Do you know how much faster it goes?

@Jorge

Could you test it and tells us how much the velocity will be improved.
You will need to know the real table name.

Cheers.

i am working with production data. (in spite of working in a lab environment, not ask why, maybe in the time it will pass to the fabric...).

"Why do you need to do this in under a minute? "

Requirement by the customer. :) 


It was a requirement by the customer to load the excel file faster than 17 minutes. Even in the final production, this website will have (?) an option to delete and (re)load again some tables . But I think this option should not be available and only enabling to update any new changes and insert only new ones records with a job (during the night) , for example. But it seems that this could be jeopardized with no warning to access to the source (some server in down or permissions to access it denied for svereal reasons). That's why the customer want to upload at times (when needed) some excel files. Some are small, but this one can be very big. 

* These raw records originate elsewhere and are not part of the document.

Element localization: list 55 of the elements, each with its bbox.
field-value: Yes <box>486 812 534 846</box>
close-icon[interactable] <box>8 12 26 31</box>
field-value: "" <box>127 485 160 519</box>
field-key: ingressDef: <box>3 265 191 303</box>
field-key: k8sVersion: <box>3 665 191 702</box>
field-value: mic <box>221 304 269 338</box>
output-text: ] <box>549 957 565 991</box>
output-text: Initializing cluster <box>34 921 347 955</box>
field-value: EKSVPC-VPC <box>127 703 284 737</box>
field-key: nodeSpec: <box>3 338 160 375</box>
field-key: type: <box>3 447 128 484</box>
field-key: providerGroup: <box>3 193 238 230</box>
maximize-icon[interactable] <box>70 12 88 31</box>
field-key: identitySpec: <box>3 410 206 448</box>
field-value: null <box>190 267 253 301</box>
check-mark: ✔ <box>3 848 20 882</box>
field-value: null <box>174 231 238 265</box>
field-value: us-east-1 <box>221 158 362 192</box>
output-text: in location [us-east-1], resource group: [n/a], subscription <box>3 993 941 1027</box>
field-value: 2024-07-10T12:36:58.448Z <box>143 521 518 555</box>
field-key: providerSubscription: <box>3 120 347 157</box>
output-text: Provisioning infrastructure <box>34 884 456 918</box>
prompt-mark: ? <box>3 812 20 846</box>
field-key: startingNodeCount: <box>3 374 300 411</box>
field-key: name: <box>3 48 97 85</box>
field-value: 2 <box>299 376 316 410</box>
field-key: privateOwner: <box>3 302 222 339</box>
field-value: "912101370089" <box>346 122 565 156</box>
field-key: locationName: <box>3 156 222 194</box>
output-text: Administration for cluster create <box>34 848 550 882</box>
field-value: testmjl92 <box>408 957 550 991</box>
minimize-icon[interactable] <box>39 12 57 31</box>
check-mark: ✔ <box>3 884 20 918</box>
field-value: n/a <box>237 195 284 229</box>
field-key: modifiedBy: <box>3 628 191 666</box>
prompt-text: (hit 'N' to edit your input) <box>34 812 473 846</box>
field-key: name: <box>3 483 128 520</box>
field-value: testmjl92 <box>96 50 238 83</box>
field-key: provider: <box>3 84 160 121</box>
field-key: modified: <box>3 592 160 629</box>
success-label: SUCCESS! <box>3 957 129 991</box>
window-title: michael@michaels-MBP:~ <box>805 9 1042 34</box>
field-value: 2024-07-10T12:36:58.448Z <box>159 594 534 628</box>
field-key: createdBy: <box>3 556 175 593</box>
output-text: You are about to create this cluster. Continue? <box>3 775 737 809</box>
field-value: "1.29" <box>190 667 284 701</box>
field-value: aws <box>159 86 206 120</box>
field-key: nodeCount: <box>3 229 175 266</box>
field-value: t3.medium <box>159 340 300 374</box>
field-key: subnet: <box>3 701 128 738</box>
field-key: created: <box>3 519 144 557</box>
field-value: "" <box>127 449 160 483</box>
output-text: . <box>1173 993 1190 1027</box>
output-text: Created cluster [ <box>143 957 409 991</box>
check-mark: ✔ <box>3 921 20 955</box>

I heard that in another applications in the customer, it was asked this requirement! (they were implemented with other technologies).


I'll try with the csv file first. Then, if not enough I'll try use the SQL loader. 

I assume it goes via a timer?


in any case, a bulk insert into a staging-table, without any checks...

(it should be possible to achieve 40K records per second)

then pass it through the real table with checks.

perhaps you can go for the 

INSERT INTO [tblTemp] ([Column1], [Column2], [Column3], [Column4])

SELECT A.[Column1], A.[Column2], A.[Column3], A.[Column4]
FROM OPENROWSET 
('Microsoft.Jet.OLEDB.4.0', 'Excel 8.0;Database=D:\Excel.xls;HDR=YES', 'select * from [Sheet1$]') AS A;


btw, uploading a file takes time as well, is that included in your 1-minute business-requirement?


furthermore, if you als need to delete records before inserting record, i would suggest to get more rights so you can truncate the table instead of doing a "delete from"


thanks J. I 'll try it. there is no need to do any check. the original table in excel has high data quality. :)


The CSV file had corrupted data. Now I do have timeout trying to delete an entity (in SSMS). Never got this issue.

Hi Jorge,

That timeout happens because you have a DB process that is locking that table.

Regards,

Marcelo

i have used the truncate table and it solved the issue. 


Before to load the new data, I have used this script in the SQL block (in OS):

SyntaxEditor Code Snippet

DELETE FROM {entity_X}
DBCC CHECKIDENT ('entity_X',RESEED,0)

J. I stumbled upon with this error message. I supposed I need to contact the DBA to enable permission to write to the database with the command openrowset.  No there is no need to use a timer. Someone will choose the xls file and this sql should extract the info needed. I have set the uploaded button.